The hunger-fighting group Share Our Strength estimates 1 million D.C., Virginia and Maryland kids total are on free or reduced lunch programs.

These groups are raising concerns about a pandemic era program for universal free lunch that’s set to expire on September 30.

Congress had previously allowed the Department of Agriculture to grant waivers to allow for a universal free lunch for all students, but now that is coming under the threat of ending. 

"We had really hoped with the extension of the waivers at the end of June that this would have been one of them that Congress, or USDA was able to extend. And we’d really hoped that reduced price category would be eliminated for another year to cushion that blow that families are continuing to face," Meredith Jorss from Share Our Strength tells FOX 5.

READ MORE: Free school lunch program launched during pandemic ending soon

Adding to the problem, experts say many parents are unaware of the changes about to happen to school meal programs.

"There’s definitely a lack of awareness about the different situations facing school meal programs this year, and with schools short on staff, from administrators to teachers, to food service workers, many are struggling to mount a robust outreach campaign that can reach parents with the information that they need," explains Jorss.

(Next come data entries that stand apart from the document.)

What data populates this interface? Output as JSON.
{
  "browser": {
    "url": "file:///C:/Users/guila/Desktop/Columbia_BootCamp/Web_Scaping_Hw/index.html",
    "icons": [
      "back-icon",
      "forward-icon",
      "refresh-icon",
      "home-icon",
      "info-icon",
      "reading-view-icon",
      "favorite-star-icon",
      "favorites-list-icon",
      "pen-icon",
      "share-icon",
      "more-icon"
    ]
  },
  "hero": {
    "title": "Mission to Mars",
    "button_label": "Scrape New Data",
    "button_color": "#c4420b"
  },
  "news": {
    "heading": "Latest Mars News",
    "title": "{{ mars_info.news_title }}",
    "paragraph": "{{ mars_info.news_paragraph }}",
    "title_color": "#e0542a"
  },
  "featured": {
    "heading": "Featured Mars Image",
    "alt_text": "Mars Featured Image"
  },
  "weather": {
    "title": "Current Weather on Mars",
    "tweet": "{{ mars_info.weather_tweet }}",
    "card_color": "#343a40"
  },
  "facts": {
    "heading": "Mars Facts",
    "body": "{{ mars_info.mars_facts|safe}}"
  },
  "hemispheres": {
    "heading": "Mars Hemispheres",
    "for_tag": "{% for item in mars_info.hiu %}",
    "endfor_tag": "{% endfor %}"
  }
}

"There are a lot of parents, and I appreciate you doing the story, who don’t know, that they’re going to go to school and in short order, they’re going to say ‘mom, I have to pay again, and they’re going to have to scramble and figure things out," Michael J. Wilson from Maryland Hunger Solutions tell FOX 5.

Wilson emphasizes that, despite the expiration, free and reduced lunches will still be available for those who qualify. But, many families will have to re-apply with their school at the beginning of the year.

As of it stands, Congress has not agreed on an extension for the universal free lunch program. A bill passed out of a House committee on a party line vote, but hasn’t been brought to the floor.